Scott Endersby

Personal information
- Full name: Scott Ian Glenn Endersby
- Date of birth: 20 February 1962 (age 64)
- Place of birth: Lewisham, England
- Height: 5 ft 10 in (1.78 m)
- Position: Goalkeeper

Senior career*
- Years: Team / Apps / (Gls)
- Irthlingborough Diamonds
- 0000–1979: Kettering Town
- 1979–1981: Ipswich Town / 0 / (0)
- 1981–1983: Tranmere Rovers / 79 / (0)
- 1983–1985: Swindon Town / 85 / (0)
- 1985–1987: Carlisle United / 52 / (0)
- 1987–1990: York City / 35 / (0)
- 1987–1988: → Cardiff City (loan) / 4 / (0)
- 1988–1989: → Rochdale (loan) / 0 / (0)
- Total:  / 255 / (0)

International career
- 1979: England Youth / 2 / (0)

= Scott Endersby =

English footballer (born 1962)

Scott Ian Glenn Endersby (born 20 February 1962) is an English former professional footballer who played as a goalkeeper. He played in the Football League for Tranmere Rovers, Swindon Town, Carlisle United, York City and Cardiff City.

==Club career==
Born in Lewisham, County of London, Endersby started his career in non-League football when playing for Irthlingborough Diamonds and Kettering Town. With Kettering, he was 15 years and 288 days old when playing in the FA Cup first round against Tilbury on 26 November 1977. Record books credited him with being the youngest player to appear in the FA Cup proper, although some statisticians argued this claim was invalid, with the Football Association declaring the result of the match void due to Kettering fielding an ineligible player. However, Endersby did play in the replay nine days later.
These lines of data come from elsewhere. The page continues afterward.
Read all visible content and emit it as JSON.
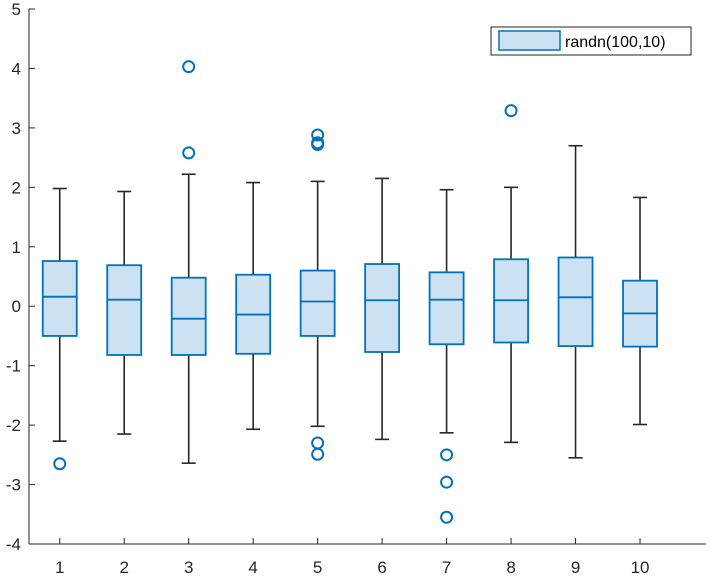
{
  "chart_data": {
    "type": "box",
    "title": "",
    "xlabel": "",
    "ylabel": "",
    "categories": [
      "1",
      "2",
      "3",
      "4",
      "5",
      "6",
      "7",
      "8",
      "9",
      "10"
    ],
    "ylim": [
      -4,
      5
    ],
    "yticks": [
      "-4",
      "-3",
      "-2",
      "-1",
      "0",
      "1",
      "2",
      "3",
      "4",
      "5"
    ],
    "grid": false,
    "legend_position": "top-right",
    "series": [
      {
        "name": "randn(100,10)",
        "boxes": [
          {
            "q1": -0.5,
            "median": 0.16,
            "q3": 0.76,
            "whisker_low": -2.27,
            "whisker_high": 1.98,
            "outliers": [
              -2.65
            ]
          },
          {
            "q1": -0.82,
            "median": 0.11,
            "q3": 0.69,
            "whisker_low": -2.15,
            "whisker_high": 1.93,
            "outliers": []
          },
          {
            "q1": -0.82,
            "median": -0.21,
            "q3": 0.48,
            "whisker_low": -2.64,
            "whisker_high": 2.22,
            "outliers": [
              2.58,
              4.03
            ]
          },
          {
            "q1": -0.8,
            "median": -0.14,
            "q3": 0.53,
            "whisker_low": -2.07,
            "whisker_high": 2.08,
            "outliers": []
          },
          {
            "q1": -0.5,
            "median": 0.08,
            "q3": 0.6,
            "whisker_low": -2.02,
            "whisker_high": 2.1,
            "outliers": [
              -2.49,
              -2.3,
              2.72,
              2.75,
              2.88
            ]
          },
          {
            "q1": -0.77,
            "median": 0.1,
            "q3": 0.71,
            "whisker_low": -2.24,
            "whisker_high": 2.15,
            "outliers": []
          },
          {
            "q1": -0.64,
            "median": 0.11,
            "q3": 0.57,
            "whisker_low": -2.13,
            "whisker_high": 1.96,
            "outliers": [
              -3.55,
              -2.96,
              -2.5
            ]
          },
          {
            "q1": -0.61,
            "median": 0.1,
            "q3": 0.79,
            "whisker_low": -2.29,
            "whisker_high": 2.0,
            "outliers": [
              3.29
            ]
          },
          {
            "q1": -0.67,
            "median": 0.15,
            "q3": 0.82,
            "whisker_low": -2.55,
            "whisker_high": 2.7,
            "outliers": []
          },
          {
            "q1": -0.68,
            "median": -0.12,
            "q3": 0.43,
            "whisker_low": -1.99,
            "whisker_high": 1.83,
            "outliers": []
          }
        ]
      }
    ],
    "colors": {
      "box_fill": "#cce1f1",
      "box_edge": "#0072bd",
      "whisker": "#262626",
      "outlier": "#0072bd",
      "axis": "#262626"
    }
  }
}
He earned a Football League move after signing for Ipswich Town in March 1979 for a fee of £8,000. He failed to make any league appearances for Ipswich before signing for Tranmere Rovers in July 1981. Having made 79 league appearances in two seasons with Tranmere, Endersby signed for Swindon Town in August 1983. He signed for Carlisle United in November 1985, initially on loan, having made 85 league appearances for Swindon.

After making 52 league appearances for Carlisle, Endersby signed for York City in July 1987. He made his debut in York's 1–0 defeat away at Brighton & Hove Albion on 15 August 1987, but his chances in the team were limited after Chris Marples established himself. Endersby was transfer listed in December 1987 for disciplinary reasons, and later that month joined Cardiff City on loan, where he made four league appearances. He finished the 1987–88 season with 42 appearances for York.

After a spell on loan with Rochdale starting in December 1988, in which he made no league appearances, he went part-time with York in May 1989. He finished his second season at York with a single appearance, against Wrexham in a 1–0 home win on 14 March 1989. Endersby left the club in April 1990 to enter a pub management course before working as a chef.

==International career==
Endersby was capped by the England national youth team in 1980 while an Ipswich player.